Ad un certo punto mi sono chiesto cosa volessi dalla musica. Cosa di nuovo. Cosa. Per alcuni anni ho molto apprezzato. In quegli stessi lassi di tempo, però, non ho avuto il brivido di quando avevo quindici, diciotto, ventitre anni. E l’assenza di brivido prolungata, di gioventù troppo cotta, mi ha fatto pensare che io avessi dei problemi con la musica. Proprio io. No, non ci ho creduto. Questo mi ha fatto capire cosa volevo dalla musica. Un’emozione spacca cuore e fibrillante, la voglia di uscire di casa dopo un ascolto e provare la sensazione di vedere tutto completamente, radicalmente diverso. La mia connaturata bramosia di essere camaleonte, uscire e stupire tutti magari stando zitto e con lo sguardo appagato, avvolto dalle spirali di nicotina e sorseggiando un infuso di radici del Centro America. Meglio ancora, la mia imprescindibile voglia di fare un viaggio, accompagnato da uno sciamano immaginario, in un deserto che non c’è, a ricercare uno spirito in cui in fondo non credo. Questo voglio dalla musica: sicurezze, allucinazioni, consapevolezza di me. Annullare gli anni che passano. Sapere di poter vedere. Vedere sempre oltre il confine, la barriera del percettibile e del tangibile.

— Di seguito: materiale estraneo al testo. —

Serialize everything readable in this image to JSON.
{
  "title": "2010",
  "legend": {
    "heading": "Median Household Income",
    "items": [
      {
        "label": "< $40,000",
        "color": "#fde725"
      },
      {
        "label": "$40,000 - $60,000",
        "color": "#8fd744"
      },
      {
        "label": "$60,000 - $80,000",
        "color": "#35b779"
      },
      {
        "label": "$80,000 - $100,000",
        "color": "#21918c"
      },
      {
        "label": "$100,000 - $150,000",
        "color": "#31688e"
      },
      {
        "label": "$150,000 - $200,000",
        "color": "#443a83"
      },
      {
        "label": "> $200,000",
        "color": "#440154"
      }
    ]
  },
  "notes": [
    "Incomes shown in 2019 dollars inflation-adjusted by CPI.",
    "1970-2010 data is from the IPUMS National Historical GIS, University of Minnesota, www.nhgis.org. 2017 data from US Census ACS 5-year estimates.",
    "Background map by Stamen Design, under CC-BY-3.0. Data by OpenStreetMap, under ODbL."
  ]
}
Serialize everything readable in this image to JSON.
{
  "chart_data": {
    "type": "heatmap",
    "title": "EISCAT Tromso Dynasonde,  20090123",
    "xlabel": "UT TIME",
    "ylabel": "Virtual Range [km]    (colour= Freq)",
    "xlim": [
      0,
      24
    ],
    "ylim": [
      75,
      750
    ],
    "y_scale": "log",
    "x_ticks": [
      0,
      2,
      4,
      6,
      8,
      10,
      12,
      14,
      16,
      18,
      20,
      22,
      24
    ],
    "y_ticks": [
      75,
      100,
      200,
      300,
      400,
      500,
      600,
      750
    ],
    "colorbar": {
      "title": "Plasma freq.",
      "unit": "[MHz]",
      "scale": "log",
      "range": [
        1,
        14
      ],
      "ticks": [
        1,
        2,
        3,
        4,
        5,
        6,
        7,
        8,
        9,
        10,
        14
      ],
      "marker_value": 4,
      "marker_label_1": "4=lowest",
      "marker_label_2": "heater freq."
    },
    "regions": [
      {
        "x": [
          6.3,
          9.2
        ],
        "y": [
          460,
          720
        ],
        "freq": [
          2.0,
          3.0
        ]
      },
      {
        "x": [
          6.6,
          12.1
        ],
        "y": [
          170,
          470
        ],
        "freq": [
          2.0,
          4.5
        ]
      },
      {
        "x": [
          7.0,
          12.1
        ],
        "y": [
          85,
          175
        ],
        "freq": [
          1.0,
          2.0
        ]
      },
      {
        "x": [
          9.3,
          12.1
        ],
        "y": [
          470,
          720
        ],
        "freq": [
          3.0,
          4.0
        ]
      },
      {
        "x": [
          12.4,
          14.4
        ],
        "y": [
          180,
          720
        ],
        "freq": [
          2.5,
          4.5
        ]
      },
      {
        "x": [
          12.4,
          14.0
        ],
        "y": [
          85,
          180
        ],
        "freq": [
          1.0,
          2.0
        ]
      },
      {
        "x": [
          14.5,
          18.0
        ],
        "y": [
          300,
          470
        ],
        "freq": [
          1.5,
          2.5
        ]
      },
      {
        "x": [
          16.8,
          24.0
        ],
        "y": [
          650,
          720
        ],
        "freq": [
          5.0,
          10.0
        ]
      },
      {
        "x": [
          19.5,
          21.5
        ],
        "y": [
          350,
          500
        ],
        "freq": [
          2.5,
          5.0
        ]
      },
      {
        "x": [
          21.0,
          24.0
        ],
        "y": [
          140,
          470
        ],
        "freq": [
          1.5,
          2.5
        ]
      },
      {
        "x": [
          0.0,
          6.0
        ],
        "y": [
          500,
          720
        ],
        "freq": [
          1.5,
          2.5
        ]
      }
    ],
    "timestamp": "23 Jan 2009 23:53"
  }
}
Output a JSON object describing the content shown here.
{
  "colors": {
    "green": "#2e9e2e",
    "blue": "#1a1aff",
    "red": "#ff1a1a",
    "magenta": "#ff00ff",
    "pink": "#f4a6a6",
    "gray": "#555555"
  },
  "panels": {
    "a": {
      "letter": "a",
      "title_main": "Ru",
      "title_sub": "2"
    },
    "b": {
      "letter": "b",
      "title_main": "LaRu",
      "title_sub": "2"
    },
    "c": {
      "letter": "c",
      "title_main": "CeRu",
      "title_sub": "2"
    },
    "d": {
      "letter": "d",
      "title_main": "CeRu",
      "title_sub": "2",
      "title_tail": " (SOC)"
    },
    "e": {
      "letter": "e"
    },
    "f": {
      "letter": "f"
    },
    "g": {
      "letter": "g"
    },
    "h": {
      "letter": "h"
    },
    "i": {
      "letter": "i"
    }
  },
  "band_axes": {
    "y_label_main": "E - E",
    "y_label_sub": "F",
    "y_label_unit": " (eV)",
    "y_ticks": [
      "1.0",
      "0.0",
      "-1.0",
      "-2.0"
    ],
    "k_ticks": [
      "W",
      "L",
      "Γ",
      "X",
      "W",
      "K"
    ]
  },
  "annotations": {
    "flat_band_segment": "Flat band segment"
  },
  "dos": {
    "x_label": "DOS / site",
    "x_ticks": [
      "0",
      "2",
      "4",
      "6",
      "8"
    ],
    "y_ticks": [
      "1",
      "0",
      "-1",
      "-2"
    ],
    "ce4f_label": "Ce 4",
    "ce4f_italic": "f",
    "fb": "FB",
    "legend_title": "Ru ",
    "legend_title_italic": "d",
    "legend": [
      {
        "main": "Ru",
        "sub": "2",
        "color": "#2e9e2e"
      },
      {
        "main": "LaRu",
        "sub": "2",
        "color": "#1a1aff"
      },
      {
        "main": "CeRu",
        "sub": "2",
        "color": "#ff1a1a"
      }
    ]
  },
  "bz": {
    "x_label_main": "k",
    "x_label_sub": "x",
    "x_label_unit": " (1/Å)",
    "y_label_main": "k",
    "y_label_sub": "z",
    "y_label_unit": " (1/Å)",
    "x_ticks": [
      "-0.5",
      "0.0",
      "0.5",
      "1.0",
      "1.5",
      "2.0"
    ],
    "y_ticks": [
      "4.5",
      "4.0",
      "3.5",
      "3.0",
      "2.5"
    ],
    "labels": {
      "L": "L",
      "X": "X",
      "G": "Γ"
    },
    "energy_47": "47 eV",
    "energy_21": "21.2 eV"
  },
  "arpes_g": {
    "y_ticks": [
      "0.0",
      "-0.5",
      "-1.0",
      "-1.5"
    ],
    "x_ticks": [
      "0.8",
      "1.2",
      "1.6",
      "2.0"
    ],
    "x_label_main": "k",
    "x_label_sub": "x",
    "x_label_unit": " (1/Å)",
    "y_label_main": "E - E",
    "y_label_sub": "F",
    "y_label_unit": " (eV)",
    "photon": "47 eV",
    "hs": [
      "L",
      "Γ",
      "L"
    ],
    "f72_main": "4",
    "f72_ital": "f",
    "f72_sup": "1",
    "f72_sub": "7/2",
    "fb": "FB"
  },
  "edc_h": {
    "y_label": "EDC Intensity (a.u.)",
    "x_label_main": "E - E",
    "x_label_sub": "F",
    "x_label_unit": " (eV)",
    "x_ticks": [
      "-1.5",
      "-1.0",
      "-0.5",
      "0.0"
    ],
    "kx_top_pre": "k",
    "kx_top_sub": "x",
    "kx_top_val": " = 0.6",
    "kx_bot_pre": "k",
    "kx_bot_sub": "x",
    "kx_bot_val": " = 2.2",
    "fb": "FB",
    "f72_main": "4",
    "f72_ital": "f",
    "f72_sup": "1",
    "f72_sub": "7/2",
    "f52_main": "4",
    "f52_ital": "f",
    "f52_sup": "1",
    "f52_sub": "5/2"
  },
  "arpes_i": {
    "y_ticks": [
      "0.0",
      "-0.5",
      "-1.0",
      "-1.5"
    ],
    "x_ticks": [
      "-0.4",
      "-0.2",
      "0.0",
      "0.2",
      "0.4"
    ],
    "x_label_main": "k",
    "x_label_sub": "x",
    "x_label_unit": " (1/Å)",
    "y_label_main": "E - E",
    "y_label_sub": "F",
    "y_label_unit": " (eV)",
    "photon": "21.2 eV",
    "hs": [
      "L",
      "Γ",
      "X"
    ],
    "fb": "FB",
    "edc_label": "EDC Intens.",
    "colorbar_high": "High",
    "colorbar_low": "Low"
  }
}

Quel deserto, ad esempio, è qui oppure qui . Le certezze sono nella solidità del progetto (e vado per astrazione), a prescindere dagli interpreti. Le allucinazioni le ho nel frigo. La consapevolezza di me è che non cambierò mai, perché cambio sempre.
In questo album, i pensieri di un cowboy che non è né buono, né brutto, né cattivo. Ha altro per la testa. E una musica solenne e basica, che istituzionalizza le acidità ed immerge nel caldo secco e rettile le paranoie cristallizzate di tanti. Dai Velvet Underground ai Calexico.
Per me, questi, soprattutto in questo album, sono una forma di libertà che l’umanità - tutta!- non ha ancora sperimentato.